More surprisingly, one-in-four firms admitted that staff who refused to sign the opt-out would be damaging their partnership prospects.

The law clearly states that any worker "being subjected to detriment" for refusing to work more than 48 hours has the right to pursue a claim through an industrial tribunal against his/her employer.

The same right applies to anyone actually forced to work over the limit.

The other interesting revelation is that a small but significant number of firms – 6% – believe the directive does not apply to them.

One of the exemptions is employees whose "work is not pre-determined or measured" or who can control when and how work is to be done.

The Department of Trade & Industry's interpretation is that this only covers managing executives, those employed by a member of their family and vicars and rabbis.

But some City firms, including Clifford Chance, consider that all of their solicitors are managing executives and therefore exempt. "Looking at the legislation and the way solicitors organise their work, we think that is the case," says head of personnel Alisdair Dawson.

"But we will monitor the situation and we may have to change our interpretation."

Michael Jones, a partner at niche employment specialists Jones & Warner is very sceptical.

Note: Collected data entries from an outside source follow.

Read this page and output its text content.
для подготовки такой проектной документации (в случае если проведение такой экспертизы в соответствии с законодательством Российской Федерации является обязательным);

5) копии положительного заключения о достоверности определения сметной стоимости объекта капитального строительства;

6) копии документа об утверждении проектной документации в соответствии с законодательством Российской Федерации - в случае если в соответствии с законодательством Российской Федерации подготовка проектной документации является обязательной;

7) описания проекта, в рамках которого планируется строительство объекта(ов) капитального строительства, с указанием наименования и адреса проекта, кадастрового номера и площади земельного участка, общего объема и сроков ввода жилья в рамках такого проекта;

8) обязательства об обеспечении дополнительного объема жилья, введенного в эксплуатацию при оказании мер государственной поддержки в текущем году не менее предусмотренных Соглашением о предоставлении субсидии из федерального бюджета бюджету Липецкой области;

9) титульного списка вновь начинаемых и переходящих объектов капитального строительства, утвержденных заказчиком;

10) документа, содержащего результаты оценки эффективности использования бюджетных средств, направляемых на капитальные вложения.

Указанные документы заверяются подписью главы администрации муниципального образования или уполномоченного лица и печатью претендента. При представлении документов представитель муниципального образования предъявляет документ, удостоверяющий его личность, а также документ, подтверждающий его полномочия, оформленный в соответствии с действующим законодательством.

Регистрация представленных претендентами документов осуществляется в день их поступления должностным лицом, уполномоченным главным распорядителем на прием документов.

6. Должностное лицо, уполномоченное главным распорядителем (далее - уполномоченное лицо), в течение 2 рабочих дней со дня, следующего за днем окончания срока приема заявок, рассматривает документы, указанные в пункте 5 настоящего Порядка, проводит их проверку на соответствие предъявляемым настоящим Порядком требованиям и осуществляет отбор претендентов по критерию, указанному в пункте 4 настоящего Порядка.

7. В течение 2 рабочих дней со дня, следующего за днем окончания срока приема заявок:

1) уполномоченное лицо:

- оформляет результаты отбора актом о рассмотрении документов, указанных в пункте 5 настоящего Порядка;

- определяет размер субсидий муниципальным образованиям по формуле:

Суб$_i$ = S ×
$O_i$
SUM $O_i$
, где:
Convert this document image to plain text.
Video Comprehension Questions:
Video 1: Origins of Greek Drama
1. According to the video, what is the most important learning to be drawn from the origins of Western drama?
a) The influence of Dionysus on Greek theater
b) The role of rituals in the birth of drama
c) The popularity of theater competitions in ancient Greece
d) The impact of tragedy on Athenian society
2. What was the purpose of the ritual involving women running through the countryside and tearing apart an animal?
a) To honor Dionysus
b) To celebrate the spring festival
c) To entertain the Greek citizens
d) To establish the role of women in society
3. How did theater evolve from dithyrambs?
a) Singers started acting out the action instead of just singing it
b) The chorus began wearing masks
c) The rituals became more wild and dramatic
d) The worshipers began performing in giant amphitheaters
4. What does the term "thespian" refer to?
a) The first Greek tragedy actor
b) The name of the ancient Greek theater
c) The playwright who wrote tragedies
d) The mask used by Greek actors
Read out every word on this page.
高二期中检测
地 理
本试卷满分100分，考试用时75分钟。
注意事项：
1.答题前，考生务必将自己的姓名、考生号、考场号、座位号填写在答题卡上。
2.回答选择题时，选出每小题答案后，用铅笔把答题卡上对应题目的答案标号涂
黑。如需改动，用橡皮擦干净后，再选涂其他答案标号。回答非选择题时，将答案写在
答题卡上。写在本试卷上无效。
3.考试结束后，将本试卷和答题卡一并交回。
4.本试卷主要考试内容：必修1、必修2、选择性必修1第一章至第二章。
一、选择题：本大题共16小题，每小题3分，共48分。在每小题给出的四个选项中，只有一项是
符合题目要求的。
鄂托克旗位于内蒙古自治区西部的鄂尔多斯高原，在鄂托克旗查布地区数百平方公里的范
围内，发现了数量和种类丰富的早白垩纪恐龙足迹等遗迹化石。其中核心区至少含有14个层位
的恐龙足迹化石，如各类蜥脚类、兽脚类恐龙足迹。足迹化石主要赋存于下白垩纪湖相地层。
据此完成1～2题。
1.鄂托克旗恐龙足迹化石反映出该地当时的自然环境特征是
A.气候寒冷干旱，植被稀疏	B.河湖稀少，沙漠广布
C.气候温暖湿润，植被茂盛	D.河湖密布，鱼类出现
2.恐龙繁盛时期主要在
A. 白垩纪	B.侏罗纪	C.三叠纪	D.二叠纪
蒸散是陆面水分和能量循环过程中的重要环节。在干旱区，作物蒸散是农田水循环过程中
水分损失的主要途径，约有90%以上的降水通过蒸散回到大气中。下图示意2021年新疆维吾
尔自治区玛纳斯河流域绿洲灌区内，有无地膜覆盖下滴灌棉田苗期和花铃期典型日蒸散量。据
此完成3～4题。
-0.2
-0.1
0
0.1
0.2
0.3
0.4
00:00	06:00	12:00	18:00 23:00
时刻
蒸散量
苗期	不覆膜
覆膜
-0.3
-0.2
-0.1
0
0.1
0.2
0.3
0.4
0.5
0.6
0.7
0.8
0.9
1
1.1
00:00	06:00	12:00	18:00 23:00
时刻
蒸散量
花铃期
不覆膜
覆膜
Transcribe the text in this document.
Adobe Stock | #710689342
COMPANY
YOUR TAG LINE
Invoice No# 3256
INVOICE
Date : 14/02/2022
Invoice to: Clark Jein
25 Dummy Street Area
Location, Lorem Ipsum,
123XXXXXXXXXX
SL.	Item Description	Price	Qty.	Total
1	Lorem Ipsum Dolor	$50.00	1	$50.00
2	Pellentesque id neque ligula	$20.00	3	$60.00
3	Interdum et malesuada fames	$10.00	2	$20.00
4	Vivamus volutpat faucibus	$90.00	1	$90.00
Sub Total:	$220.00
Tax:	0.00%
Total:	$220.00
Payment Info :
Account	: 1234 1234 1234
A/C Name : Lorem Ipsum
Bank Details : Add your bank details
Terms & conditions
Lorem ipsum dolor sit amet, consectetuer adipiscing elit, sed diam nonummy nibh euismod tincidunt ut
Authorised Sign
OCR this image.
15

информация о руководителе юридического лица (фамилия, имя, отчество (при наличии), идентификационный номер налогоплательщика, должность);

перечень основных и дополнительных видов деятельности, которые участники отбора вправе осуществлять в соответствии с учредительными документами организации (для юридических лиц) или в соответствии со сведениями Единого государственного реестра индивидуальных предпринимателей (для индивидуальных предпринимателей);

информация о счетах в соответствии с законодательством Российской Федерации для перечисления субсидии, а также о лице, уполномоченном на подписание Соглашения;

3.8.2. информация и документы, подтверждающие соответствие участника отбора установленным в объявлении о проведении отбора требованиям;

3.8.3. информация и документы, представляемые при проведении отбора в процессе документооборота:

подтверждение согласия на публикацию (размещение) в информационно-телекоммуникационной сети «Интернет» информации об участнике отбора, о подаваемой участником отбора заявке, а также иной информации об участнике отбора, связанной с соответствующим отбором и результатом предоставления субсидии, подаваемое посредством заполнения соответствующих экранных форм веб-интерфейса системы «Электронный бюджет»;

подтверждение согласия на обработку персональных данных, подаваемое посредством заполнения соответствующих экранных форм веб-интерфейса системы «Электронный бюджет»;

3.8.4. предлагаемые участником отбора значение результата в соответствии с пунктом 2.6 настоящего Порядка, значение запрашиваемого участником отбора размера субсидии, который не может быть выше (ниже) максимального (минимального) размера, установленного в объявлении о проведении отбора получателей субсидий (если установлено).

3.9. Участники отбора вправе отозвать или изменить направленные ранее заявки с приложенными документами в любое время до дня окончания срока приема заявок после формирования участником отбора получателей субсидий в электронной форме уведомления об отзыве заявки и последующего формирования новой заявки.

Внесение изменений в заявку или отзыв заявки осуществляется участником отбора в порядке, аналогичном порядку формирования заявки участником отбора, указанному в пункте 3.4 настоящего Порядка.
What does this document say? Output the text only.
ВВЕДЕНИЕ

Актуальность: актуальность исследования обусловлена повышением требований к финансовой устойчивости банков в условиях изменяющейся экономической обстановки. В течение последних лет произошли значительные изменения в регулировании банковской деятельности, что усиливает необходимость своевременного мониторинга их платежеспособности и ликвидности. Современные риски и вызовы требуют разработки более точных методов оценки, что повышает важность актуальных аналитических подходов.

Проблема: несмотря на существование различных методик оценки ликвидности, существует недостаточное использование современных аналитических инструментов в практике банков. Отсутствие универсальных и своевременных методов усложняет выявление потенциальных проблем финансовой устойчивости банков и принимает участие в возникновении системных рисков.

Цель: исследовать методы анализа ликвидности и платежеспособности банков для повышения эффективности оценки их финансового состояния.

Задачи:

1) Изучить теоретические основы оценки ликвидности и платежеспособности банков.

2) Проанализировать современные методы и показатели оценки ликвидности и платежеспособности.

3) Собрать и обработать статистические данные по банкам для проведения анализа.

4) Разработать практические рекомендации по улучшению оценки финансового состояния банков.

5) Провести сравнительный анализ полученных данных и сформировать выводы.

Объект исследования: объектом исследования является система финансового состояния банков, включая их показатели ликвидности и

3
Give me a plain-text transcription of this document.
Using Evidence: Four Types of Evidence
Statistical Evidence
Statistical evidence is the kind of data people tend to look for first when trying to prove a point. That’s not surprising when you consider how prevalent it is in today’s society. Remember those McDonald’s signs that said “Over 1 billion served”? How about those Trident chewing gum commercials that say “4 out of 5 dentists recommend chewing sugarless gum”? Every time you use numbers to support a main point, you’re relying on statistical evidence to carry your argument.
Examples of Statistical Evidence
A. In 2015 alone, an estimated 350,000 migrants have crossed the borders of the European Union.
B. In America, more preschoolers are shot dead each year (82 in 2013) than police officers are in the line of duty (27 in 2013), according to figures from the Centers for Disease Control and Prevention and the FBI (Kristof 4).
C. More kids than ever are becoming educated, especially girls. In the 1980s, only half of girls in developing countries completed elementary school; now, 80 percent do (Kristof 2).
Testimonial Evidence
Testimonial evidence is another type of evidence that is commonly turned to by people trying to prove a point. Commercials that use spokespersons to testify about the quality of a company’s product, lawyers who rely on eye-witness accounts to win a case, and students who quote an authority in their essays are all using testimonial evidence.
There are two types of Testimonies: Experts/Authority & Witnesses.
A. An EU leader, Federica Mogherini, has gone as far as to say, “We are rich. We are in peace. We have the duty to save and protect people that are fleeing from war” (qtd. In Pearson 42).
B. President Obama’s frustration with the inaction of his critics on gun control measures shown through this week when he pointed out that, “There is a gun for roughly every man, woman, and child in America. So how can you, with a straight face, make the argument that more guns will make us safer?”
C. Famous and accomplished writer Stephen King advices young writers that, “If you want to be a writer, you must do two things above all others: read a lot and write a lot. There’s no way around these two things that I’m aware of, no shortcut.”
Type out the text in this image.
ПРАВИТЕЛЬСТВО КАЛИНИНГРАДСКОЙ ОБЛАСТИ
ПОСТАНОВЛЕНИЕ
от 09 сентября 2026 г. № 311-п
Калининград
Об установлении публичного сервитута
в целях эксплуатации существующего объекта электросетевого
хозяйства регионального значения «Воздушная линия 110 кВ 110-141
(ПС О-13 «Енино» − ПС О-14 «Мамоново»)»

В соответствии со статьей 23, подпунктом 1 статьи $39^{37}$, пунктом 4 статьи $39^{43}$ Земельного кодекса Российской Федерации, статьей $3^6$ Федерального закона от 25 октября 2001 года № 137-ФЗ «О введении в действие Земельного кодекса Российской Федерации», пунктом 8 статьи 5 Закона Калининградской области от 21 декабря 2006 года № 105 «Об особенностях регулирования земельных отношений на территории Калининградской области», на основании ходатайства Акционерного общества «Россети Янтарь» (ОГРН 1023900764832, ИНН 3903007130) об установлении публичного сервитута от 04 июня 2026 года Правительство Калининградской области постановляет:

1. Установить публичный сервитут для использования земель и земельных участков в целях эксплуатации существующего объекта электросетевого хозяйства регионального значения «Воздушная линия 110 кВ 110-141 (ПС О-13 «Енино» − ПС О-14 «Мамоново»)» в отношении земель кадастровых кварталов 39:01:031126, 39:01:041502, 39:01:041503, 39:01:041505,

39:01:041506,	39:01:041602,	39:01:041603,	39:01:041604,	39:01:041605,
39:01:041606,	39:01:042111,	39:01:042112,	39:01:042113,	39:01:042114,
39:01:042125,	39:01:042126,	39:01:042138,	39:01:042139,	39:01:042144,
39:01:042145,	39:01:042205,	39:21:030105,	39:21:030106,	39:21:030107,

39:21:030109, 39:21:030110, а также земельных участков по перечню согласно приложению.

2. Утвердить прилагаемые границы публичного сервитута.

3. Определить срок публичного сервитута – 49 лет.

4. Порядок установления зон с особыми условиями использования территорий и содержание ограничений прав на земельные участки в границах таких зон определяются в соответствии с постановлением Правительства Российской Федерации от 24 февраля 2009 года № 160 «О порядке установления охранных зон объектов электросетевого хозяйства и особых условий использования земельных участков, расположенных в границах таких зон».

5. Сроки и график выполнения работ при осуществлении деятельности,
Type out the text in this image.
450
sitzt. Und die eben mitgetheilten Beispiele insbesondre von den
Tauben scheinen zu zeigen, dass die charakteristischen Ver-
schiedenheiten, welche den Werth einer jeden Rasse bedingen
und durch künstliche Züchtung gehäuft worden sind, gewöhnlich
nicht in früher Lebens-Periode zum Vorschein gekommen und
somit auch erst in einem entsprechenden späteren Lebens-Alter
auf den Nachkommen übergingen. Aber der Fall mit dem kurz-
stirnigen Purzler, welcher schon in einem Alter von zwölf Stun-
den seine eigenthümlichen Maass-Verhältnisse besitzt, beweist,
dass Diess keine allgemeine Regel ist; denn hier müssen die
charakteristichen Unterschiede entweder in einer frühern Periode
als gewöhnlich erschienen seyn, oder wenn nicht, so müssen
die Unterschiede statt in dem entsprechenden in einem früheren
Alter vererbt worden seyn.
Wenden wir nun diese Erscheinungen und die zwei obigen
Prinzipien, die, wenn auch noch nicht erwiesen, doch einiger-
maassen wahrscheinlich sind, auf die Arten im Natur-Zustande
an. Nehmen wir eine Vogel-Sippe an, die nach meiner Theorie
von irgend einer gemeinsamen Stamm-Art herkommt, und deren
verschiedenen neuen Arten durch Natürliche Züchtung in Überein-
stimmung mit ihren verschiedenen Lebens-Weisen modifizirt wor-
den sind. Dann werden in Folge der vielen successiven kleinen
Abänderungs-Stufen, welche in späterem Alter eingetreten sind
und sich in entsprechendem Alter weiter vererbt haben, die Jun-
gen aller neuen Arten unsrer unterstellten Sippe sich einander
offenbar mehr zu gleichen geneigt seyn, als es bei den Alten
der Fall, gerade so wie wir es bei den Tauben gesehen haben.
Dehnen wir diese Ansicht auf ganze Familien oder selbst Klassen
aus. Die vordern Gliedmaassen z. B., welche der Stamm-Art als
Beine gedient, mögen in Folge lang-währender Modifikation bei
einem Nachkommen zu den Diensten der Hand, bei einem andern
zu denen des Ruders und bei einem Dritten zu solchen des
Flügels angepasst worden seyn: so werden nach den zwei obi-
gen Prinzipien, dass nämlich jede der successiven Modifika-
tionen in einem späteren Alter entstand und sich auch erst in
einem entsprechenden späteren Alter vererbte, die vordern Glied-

"How on earth law firms can put all their solicitors in that category is beyond me," he says. "I think there will be a test case soon."

A useful comparison is the civil service, whose lawyers advised them that all but permanent secretaries and the top-tier of management were subject to the regulations.

Responsibility for monitoring the situation lies with the Health and Safety Executive. It has the power to investigate any company if it receives a complaint and is expected to take a proactive approach to enforcement.

Whether or not firms are leaving themselves open to test cases, there are longer-term implications.

The working time directive is just one piece of a jigsaw of legislation emanating from the European Social Charter. The Government's White Paper Fairness at Work will grant parental leave and part-time worker rights by April next year.

In not complying with the spirit of the law and EU policy, some law firms may be storing-up trouble for the future.

"The City firms' approach will probably do for the time being," Jones says.

"But there is an extraordinarily high degree of dissatisfaction among the younger members of the profession about how they are expected to work. In future, solicitors may look to the social chapter and other regulations for protection.

Firms are creating a rod for their own backs."